Bundesgerichtshof: Bestätigung der Verurteilung von Mutter und Tochter sowie von deren Freund wegen Ermordung des Ehemannes bzw.
Stiefvaters
Das Landgericht hat die Angeklagten Marion T. und Dennis S. wegen Mordes zu lebenslanger Freiheitsstrafe und die zur Tatzeit 18 Jahre
alte Dragica T. zu einer 6 jährigen Jugendstrafe verurteilt.
Nach den Feststellungen des Landgerichts litt Marion T. stark unter den immerwährenden und teilweise sehr massiven Gewalttätigkeiten
ihres Ehemanns, Zoran T., dem späteren Tatopfer. Aus der Ehe waren acht Kinder hervorgegangen, darunter die 1992 geborene Dragica T.

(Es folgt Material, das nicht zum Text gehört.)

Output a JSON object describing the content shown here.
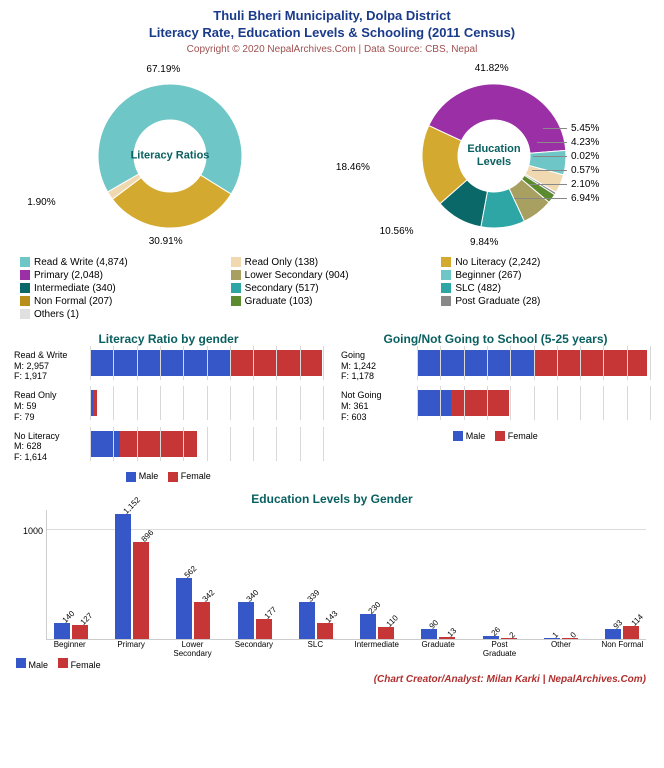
{
  "title1": "Thuli Bheri Municipality, Dolpa District",
  "title2": "Literacy Rate, Education Levels & Schooling (2011 Census)",
  "copyright": "Copyright © 2020 NepalArchives.Com | Data Source: CBS, Nepal",
  "credit": "(Chart Creator/Analyst: Milan Karki | NepalArchives.Com)",
  "colors": {
    "male": "#3657c7",
    "female": "#c73636",
    "title": "#1a3a8a",
    "section": "#0a6060",
    "copyright": "#a05050",
    "credit": "#b03030",
    "grid": "#b8b8b8"
  },
  "donut1": {
    "center": "Literacy Ratios",
    "slices": [
      {
        "label": "67.19%",
        "value": 67.19,
        "color": "#6fc6c6"
      },
      {
        "label": "30.91%",
        "value": 30.91,
        "color": "#d3aa2f"
      },
      {
        "label": "1.90%",
        "value": 1.9,
        "color": "#f0d9b0"
      }
    ]
  },
  "donut2": {
    "center": "Education Levels",
    "slices": [
      {
        "label": "41.82%",
        "value": 41.82,
        "color": "#9b2fa6"
      },
      {
        "label": "5.45%",
        "value": 5.45,
        "color": "#6fc6c6"
      },
      {
        "label": "4.23%",
        "value": 4.23,
        "color": "#f0d9b0"
      },
      {
        "label": "0.02%",
        "value": 0.02,
        "color": "#e0e0e0"
      },
      {
        "label": "0.57%",
        "value": 0.57,
        "color": "#888888"
      },
      {
        "label": "2.10%",
        "value": 2.1,
        "color": "#5c8a2f"
      },
      {
        "label": "6.94%",
        "value": 6.94,
        "color": "#a8a060"
      },
      {
        "label": "9.84%",
        "value": 9.84,
        "color": "#2fa6a6"
      },
      {
        "label": "10.56%",
        "value": 10.56,
        "color": "#0a6868"
      },
      {
        "label": "18.46%",
        "value": 18.46,
        "color": "#d3aa2f"
      }
    ]
  },
  "legend": [
    {
      "label": "Read & Write (4,874)",
      "color": "#6fc6c6"
    },
    {
      "label": "Read Only (138)",
      "color": "#f0d9b0"
    },
    {
      "label": "No Literacy (2,242)",
      "color": "#d3aa2f"
    },
    {
      "label": "Primary (2,048)",
      "color": "#9b2fa6"
    },
    {
      "label": "Lower Secondary (904)",
      "color": "#a8a060"
    },
    {
      "label": "Beginner (267)",
      "color": "#6fc6c6"
    },
    {
      "label": "Intermediate (340)",
      "color": "#0a6868"
    },
    {
      "label": "Secondary (517)",
      "color": "#2fa6a6"
    },
    {
      "label": "SLC (482)",
      "color": "#2fa6a6"
    },
    {
      "label": "Non Formal (207)",
      "color": "#b88f1a"
    },
    {
      "label": "Graduate (103)",
      "color": "#5c8a2f"
    },
    {
      "label": "Post Graduate (28)",
      "color": "#888888"
    },
    {
      "label": "Others (1)",
      "color": "#e0e0e0"
    }
  ],
  "literacy_gender": {
    "title": "Literacy Ratio by gender",
    "max": 4900,
    "rows": [
      {
        "name": "Read & Write",
        "m": 2957,
        "f": 1917
      },
      {
        "name": "Read Only",
        "m": 59,
        "f": 79
      },
      {
        "name": "No Literacy",
        "m": 628,
        "f": 1614
      }
    ]
  },
  "schooling": {
    "title": "Going/Not Going to School (5-25 years)",
    "max": 2450,
    "rows": [
      {
        "name": "Going",
        "m": 1242,
        "f": 1178
      },
      {
        "name": "Not Going",
        "m": 361,
        "f": 603
      }
    ]
  },
  "mf_legend": {
    "male": "Male",
    "female": "Female"
  },
  "edu_gender": {
    "title": "Education Levels by Gender",
    "ymax": 1200,
    "ytick": 1000,
    "cats": [
      {
        "name": "Beginner",
        "m": 140,
        "f": 127
      },
      {
        "name": "Primary",
        "m": 1152,
        "f": 896
      },
      {
        "name": "Lower Secondary",
        "m": 562,
        "f": 342
      },
      {
        "name": "Secondary",
        "m": 340,
        "f": 177
      },
      {
        "name": "SLC",
        "m": 339,
        "f": 143
      },
      {
        "name": "Intermediate",
        "m": 230,
        "f": 110
      },
      {
        "name": "Graduate",
        "m": 90,
        "f": 13
      },
      {
        "name": "Post Graduate",
        "m": 26,
        "f": 2
      },
      {
        "name": "Other",
        "m": 1,
        "f": 0
      },
      {
        "name": "Non Formal",
        "m": 93,
        "f": 114
      }
    ]
  }
}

Die familiären Verhältnisse waren problematisch, die Familie wurde von sozialen Diensten, u.a. Jugendämtern, betreut. Zoran T. ging
keiner geregelten Arbeit nach. Er konsumierte Alkohol im Übermaß. Er versuchte stets die Familie zu beherrschen, die Töchter durften
die Wohnung nur für Schulbesuche und zum Einkaufen verlassen. Auch gegen die Kinder wurde Zoran T. wiederholt gewalttätig. Marion T.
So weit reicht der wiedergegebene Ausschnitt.